Without The Great Gatsby, Vo’s strange and beautiful world of magical paper and queer magicians would not exist. Without Peter Pan, there would be no Peter Darling, that funny, tender, creative, observant, and deeply queer gem of a book. If Jane Austen had not written the character of Anne de Bourgh, I would not have had the pleasure of reading Molly Greeley’s reimagining of her life in The Heiress, a gorgeous lesbian coming-of-age novel.

This is what I come back to, again and again, when I think about the classics. The canon, flawed as it is, restrictive as it is, white and heteronormative as it is, has made some of my favorite books possible. It acts as a doorway and a springboard. With that said, there is no substitute for original queer work. And there is no getting around the fact that the canon and the very idea of the canon — the belief that work by primarily white, cis, male authors from Europe and America is the gold standard of literature — is harmful and violent. I’m not especially drawn to the kinds of classics I’ve written about here, though I don’t think there’s anything wrong with them, exactly.

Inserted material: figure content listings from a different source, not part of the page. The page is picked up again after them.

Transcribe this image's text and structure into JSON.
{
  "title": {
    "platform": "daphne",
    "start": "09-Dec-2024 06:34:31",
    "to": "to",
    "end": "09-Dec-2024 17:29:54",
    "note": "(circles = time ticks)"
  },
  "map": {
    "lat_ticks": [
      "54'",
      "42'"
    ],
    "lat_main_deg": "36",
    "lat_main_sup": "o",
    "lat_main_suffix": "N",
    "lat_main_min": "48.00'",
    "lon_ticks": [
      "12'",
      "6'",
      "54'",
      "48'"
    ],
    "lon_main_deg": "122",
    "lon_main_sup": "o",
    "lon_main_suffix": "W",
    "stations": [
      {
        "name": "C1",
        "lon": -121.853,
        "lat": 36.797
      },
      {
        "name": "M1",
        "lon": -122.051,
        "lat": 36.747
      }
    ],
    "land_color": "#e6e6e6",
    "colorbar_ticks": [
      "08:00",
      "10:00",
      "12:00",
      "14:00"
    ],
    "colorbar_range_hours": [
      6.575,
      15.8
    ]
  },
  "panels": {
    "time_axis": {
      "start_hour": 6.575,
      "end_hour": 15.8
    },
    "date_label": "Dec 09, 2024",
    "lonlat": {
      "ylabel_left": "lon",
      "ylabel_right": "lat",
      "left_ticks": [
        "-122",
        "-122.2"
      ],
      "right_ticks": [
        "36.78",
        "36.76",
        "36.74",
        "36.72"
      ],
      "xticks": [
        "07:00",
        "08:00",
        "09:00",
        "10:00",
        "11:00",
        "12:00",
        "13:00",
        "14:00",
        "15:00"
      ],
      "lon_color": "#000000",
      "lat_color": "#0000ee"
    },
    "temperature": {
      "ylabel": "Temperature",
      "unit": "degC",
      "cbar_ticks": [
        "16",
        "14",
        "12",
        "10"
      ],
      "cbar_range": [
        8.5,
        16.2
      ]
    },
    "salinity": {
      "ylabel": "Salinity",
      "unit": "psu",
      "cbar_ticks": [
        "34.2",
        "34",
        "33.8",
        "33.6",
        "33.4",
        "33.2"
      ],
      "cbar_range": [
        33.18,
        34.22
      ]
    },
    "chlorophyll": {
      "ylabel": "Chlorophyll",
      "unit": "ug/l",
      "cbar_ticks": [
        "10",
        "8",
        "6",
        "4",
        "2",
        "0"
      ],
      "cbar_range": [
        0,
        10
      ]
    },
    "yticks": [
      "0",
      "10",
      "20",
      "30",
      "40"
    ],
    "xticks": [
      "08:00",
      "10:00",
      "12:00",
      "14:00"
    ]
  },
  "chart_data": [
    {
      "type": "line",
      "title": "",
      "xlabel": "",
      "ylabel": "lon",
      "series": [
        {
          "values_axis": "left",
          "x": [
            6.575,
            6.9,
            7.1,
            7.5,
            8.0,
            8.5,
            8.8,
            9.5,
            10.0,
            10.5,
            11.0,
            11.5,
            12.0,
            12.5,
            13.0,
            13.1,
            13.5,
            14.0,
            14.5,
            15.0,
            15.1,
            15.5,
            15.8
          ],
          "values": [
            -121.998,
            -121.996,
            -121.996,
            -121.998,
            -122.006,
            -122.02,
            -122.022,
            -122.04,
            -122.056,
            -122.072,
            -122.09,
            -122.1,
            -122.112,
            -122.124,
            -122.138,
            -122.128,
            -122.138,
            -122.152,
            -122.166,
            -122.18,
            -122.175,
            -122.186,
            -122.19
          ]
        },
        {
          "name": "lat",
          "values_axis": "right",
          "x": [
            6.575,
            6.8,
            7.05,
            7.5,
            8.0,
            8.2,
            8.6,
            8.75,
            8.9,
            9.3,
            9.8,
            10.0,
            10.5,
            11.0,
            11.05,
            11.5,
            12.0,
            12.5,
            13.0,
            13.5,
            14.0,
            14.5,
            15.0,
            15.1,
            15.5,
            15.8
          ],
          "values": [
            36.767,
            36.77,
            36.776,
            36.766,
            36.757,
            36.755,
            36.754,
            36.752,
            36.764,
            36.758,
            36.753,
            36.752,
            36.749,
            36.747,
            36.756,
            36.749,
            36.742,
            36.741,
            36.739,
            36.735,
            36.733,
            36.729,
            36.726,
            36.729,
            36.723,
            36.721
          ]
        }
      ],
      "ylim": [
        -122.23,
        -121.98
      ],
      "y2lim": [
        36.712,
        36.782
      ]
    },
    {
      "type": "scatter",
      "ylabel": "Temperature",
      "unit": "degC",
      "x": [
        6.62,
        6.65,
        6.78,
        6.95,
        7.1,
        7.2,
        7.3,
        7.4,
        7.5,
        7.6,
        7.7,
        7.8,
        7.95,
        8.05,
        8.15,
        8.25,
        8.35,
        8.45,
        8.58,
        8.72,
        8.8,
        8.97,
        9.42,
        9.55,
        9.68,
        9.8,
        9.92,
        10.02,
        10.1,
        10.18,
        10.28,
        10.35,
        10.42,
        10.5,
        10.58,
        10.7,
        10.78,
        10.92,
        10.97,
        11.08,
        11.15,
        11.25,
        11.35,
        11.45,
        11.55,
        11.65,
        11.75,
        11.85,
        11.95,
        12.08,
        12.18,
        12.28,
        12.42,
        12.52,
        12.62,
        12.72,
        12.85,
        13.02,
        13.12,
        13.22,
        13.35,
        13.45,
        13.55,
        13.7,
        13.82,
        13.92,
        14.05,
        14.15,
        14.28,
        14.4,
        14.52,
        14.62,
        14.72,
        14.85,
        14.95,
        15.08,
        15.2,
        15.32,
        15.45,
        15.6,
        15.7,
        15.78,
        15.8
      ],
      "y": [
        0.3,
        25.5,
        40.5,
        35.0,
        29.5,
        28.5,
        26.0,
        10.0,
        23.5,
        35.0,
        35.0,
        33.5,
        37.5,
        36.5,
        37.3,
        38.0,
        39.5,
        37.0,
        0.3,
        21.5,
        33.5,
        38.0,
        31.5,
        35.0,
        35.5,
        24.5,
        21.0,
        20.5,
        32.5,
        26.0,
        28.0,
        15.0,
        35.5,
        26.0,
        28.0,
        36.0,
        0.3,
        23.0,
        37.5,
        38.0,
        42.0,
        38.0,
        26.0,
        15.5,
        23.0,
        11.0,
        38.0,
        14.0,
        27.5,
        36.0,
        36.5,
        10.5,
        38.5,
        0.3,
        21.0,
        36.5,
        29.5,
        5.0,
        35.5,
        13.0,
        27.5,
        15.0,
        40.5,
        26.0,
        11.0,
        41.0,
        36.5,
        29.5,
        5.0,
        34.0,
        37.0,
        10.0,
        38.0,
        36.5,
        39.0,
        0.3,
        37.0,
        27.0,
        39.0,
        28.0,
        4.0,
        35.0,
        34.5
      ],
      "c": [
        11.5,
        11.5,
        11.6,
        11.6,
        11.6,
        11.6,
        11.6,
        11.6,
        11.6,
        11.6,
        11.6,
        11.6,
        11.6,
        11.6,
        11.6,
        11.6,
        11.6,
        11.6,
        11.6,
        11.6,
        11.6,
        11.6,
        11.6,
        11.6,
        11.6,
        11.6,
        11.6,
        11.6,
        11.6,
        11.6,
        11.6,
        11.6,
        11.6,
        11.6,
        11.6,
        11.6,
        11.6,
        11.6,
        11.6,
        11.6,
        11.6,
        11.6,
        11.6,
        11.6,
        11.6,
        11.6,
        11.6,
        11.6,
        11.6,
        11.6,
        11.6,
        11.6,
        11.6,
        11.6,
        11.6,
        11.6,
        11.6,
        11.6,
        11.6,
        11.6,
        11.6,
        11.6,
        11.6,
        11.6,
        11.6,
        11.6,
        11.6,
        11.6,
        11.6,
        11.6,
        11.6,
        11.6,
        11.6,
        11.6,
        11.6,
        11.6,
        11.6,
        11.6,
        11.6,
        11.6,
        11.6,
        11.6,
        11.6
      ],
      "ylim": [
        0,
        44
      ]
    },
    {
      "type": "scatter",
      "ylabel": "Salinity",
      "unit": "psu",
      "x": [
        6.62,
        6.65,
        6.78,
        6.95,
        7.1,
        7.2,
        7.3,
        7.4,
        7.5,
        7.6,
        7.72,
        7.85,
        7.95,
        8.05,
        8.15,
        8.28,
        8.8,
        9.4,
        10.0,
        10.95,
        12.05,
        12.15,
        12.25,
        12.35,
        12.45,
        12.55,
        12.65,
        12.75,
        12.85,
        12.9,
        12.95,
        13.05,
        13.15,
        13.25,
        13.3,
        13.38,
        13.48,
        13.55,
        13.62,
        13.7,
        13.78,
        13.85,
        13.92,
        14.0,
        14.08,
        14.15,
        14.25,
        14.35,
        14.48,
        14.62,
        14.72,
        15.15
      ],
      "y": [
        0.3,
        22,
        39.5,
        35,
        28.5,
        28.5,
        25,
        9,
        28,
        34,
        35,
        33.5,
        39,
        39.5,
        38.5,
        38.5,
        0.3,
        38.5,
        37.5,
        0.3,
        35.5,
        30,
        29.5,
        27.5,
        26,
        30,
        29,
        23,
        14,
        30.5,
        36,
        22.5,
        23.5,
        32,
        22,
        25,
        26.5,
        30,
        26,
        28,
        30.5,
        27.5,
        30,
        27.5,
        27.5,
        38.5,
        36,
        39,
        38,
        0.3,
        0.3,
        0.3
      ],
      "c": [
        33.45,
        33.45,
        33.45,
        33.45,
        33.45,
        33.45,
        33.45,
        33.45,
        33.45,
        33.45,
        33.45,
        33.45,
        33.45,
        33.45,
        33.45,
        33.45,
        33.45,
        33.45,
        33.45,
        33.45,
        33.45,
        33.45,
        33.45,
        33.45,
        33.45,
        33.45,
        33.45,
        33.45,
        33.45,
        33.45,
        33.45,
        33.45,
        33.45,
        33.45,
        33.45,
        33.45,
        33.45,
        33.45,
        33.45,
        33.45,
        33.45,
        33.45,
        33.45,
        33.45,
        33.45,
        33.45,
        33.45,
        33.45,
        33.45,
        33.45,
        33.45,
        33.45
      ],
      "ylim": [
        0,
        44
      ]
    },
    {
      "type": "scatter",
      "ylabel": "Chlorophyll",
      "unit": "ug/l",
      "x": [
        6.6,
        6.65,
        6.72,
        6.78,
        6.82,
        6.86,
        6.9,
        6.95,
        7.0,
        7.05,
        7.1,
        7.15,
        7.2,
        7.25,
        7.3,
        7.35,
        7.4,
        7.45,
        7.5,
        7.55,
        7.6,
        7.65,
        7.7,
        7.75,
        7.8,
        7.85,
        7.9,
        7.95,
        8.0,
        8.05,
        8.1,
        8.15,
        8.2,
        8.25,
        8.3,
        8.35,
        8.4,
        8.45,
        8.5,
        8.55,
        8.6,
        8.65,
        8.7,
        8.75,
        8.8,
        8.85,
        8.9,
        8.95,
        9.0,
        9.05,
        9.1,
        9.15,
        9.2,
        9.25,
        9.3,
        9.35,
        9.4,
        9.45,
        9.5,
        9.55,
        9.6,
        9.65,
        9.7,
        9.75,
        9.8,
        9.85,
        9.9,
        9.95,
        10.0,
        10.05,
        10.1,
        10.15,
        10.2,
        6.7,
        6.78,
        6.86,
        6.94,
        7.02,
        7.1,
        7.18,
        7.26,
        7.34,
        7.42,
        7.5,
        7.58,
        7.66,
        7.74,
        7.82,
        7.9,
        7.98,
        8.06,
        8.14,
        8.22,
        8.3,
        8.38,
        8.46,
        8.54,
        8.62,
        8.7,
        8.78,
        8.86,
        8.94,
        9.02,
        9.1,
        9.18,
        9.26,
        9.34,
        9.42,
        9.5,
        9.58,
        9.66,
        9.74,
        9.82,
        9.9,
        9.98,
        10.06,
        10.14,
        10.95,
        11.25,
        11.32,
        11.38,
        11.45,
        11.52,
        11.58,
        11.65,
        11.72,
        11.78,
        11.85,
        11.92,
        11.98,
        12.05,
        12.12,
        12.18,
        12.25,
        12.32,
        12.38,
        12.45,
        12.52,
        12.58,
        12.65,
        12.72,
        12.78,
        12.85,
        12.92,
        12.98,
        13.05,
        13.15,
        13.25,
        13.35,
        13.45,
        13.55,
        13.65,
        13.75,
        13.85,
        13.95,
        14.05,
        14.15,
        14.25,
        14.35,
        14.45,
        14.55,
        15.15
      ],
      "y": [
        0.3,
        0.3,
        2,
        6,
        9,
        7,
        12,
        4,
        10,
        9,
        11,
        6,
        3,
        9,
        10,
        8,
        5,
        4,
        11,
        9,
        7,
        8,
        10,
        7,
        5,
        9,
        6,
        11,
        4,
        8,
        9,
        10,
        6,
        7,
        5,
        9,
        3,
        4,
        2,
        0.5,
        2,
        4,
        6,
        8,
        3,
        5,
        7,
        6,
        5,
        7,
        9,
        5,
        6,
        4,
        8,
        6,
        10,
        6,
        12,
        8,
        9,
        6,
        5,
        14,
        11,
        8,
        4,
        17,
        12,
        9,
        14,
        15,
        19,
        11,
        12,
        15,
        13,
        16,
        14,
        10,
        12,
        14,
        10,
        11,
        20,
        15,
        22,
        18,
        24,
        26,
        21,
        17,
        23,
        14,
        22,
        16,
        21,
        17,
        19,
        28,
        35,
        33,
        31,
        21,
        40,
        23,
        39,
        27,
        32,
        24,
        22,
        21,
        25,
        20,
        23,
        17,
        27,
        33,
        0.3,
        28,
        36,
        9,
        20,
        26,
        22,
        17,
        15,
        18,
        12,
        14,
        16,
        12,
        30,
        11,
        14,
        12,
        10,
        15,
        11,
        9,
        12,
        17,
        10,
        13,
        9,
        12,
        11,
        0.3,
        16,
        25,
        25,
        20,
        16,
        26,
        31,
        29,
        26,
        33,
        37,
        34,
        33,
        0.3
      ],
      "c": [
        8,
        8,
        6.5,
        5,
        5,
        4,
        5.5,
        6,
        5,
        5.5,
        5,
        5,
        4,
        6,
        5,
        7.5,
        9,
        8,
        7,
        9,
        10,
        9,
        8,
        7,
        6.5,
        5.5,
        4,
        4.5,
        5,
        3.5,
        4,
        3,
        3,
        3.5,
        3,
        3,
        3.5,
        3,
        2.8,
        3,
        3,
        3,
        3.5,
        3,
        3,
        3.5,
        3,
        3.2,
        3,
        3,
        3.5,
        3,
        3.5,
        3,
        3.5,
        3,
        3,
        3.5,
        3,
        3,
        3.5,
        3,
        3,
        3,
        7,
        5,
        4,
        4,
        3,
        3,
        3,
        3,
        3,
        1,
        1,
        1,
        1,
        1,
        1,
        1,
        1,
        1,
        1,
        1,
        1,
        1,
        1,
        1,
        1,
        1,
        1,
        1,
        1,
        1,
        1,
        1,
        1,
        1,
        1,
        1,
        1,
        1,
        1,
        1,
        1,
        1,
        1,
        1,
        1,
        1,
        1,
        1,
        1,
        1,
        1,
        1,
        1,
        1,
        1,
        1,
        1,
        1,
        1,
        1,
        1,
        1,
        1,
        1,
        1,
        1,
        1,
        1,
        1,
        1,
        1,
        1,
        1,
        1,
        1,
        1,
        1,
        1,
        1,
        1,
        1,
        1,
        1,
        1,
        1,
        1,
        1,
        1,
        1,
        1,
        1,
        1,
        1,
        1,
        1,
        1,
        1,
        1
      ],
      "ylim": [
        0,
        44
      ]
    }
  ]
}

Mostly, when I think about the “western canon,” a body of work deemed important by those who hold all the power, I feel angry and exhausted and bored. Literature is so much bigger than that. So it’s heartening to see that so many of the books being lauded today — tomorrow’s classics, if you will — are by women and people of color and queer folks.

Still, underneath my skepticism, I can’t help but feel some fondness for those dusty old books by white men (and a few women). Don’t get me wrong — the classics may have their own merit, but they’ve been celebrated enough for that. I don’t really care about these books for themselves anymore. My fondness, and my gratitude, is not for what they are. It’s for what they’ve been turned into. I’m forever grateful that these works have stuck around long enough to become entrenched in the literary world. Long enough for brilliant writers to mess with them, and reimagine them, and from their bones build new, queer masterpieces.